To compare the available dressing and securement devices for CVCs, in terms of catheter-related bloodstream infection (BSI), catheter colonisation, entry- and exit-site infection, skin colonisation, skin irritation, failed catheter securement, dressing condition and mortality.
In June 2015 we searched: The Cochrane Wounds Group Specialised Register; The Cochrane Central Register of Controlled Trials (CENTRAL); The Database of Abstracts of Reviews of Effects (DARE); NHS Economic Evaluation Database (NHSEED); Ovid MEDLINE; Ovid MEDLINE (In-Process & Other Non-Indexed Citations); Ovid EMBASE; EBSCO CINAHL; six clinical trial registries and reference lists of identified trials. There were no restrictions based on language or date of publication or study setting.
We included randomised controlled trials that evaluated the effects of dressing and securement devices for CVCs. All types of CVCs were included, i.e. short- and long-term CVCs, tunnelled and non-tunnelled, port-a-caths, haemodialysis catheters, and peripherally-inserted central catheters (PICCs).
We used standard Cochrane Collaboration methods including independent review of titles and abstracts for relevance, data extraction, and risk of bias assessment of the included studies by two review authors. Results are expressed using risk ratio (RR) for categorical data with 95% confidence intervals (CIs). For outcomes best presented as a rate-per-time-period, rate ratios and standard errors have been used. We performed multiple treatment meta-analyses to rank the effectiveness of each intervention for each outcome.

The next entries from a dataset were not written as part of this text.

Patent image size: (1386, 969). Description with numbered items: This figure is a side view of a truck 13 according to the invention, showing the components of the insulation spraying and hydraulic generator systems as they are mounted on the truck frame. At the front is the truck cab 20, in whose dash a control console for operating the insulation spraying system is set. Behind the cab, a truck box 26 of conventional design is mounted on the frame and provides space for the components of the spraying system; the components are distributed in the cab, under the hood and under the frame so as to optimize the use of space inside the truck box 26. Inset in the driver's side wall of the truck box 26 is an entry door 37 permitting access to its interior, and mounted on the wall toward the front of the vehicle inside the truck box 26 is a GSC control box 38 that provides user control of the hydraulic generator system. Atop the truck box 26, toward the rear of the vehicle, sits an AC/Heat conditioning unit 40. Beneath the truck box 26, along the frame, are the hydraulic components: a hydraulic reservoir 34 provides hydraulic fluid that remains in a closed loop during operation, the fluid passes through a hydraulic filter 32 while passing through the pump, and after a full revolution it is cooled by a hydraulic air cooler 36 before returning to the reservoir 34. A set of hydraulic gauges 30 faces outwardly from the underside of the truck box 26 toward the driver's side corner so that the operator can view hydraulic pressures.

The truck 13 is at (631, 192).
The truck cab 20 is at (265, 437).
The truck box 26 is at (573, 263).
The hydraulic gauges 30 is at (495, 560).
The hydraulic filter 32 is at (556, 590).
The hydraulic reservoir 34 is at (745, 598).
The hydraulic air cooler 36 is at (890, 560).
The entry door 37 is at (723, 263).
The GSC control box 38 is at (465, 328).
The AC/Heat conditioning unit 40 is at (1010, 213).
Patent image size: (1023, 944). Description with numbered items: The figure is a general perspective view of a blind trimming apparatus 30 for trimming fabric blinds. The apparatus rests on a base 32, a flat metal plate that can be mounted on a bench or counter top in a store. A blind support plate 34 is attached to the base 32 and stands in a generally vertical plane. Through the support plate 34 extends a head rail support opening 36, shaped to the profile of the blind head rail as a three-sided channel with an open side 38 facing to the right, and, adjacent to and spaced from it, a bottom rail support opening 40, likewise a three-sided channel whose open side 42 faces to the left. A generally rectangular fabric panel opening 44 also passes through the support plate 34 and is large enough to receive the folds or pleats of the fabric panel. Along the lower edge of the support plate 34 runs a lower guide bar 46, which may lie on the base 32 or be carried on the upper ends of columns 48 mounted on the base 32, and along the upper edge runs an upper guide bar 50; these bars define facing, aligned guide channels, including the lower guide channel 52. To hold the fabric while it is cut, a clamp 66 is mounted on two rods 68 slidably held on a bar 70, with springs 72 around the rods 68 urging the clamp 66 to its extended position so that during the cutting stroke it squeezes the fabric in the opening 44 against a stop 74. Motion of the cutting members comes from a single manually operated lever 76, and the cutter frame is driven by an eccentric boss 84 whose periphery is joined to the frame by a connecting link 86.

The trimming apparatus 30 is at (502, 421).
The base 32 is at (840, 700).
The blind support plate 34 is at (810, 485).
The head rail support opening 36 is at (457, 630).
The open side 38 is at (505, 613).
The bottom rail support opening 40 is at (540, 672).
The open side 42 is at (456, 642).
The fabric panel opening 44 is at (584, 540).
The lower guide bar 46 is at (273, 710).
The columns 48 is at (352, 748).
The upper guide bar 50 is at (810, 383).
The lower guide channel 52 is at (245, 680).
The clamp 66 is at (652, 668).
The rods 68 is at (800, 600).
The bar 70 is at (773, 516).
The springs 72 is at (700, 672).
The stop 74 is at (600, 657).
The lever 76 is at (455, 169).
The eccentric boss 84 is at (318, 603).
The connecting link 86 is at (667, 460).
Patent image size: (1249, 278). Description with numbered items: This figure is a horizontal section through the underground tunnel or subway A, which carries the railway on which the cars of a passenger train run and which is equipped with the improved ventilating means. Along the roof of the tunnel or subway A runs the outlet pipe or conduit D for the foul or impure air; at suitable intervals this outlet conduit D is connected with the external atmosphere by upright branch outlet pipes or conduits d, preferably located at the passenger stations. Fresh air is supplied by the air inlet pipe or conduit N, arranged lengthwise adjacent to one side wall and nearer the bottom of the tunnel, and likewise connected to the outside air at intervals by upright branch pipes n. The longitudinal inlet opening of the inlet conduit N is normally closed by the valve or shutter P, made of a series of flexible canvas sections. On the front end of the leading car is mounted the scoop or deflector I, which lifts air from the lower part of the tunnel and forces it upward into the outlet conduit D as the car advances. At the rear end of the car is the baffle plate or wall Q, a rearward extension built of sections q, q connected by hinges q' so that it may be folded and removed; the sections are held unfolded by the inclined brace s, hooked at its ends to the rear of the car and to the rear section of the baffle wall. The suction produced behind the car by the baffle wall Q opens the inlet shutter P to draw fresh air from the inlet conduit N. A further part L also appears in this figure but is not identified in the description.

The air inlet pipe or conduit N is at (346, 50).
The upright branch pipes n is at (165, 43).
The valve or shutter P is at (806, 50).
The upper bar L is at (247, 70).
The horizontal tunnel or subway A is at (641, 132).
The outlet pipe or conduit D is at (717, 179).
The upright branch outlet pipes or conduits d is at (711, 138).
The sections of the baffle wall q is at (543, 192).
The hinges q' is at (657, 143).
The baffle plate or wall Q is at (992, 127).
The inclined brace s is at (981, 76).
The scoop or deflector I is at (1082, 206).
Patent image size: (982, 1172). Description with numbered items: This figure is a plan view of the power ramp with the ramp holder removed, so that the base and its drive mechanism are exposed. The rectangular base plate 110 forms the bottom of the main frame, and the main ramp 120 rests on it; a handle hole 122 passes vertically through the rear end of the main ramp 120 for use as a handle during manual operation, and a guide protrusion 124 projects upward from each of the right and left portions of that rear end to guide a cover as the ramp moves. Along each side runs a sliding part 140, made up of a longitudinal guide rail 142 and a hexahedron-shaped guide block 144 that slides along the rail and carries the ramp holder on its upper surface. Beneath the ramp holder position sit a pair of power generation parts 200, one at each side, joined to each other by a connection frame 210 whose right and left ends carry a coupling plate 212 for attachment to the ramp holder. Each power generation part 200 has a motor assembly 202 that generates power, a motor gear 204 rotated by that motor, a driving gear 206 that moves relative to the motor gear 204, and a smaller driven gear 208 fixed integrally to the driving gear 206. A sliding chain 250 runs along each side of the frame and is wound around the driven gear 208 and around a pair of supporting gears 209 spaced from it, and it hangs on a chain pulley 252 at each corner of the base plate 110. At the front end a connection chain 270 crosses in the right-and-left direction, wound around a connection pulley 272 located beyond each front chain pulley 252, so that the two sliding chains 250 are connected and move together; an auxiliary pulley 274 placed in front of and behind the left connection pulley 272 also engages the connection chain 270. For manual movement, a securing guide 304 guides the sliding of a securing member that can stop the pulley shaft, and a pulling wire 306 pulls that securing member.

We included 22 studies involving 7436 participants comparing nine different types of securement device or dressing. All included studies were at unclear or high risk of performance bias due to the different appearances of the dressings and securement devices. The extent of blinding of outcome assessment was unclear in most studies. The quality of evidence varied between different comparisons and outcomes. We mainly downgraded the quality of evidence for imprecision, indirectness, risk of bias and inconsistency.
It is unclear whether there is a difference in the rate of catheter-related BSI between securement with gauze and tape and standard polyurethane (SPU) (RR 0.64, 95% CI 0.26 to 1.63, low quality evidence), or between chlorhexidine gluconate-impregnated (CGI) dressings and SPU (RR 0.65, 95% CI 0.40 to 1.05, moderate quality evidence). There is high quality evidence that medication-impregnated dressings reduce the incidence of catheter-related BSI relative to all other dressing types (RR 0.60, 95% CI 0.39 to 0.93).
There is moderate quality evidence that CGI dressings reduce the frequency of catheter-related BSI per 1000 patient days compared with SPU dressings (RR 0.51, 95% CI 0.33 to 0.78).
There is moderate quality evidence that catheter tip colonisation is reduced with CGI dressings compared with SPU dressings (RR 0.58, 95% CI 0.47 to 0.73), but the relative effects of gauze and tape and SPU are unclear (RR 0.95, 95% CI 0.51 to 1.77, very low quality evidence). It is unclear if there is a difference in rates of skin irritation or damage when CGI dressings are compared with SPU dressings (moderate quality evidence) (RR 11.17, 95% CI 0.84 to 149.48).
A multiple treatment meta-analysis found sutureless securement devices as likely to be the most effective at reducing the incidence of catheter-related BSI (low quality evidence), with CGI dressings ranked second (low quality evidence).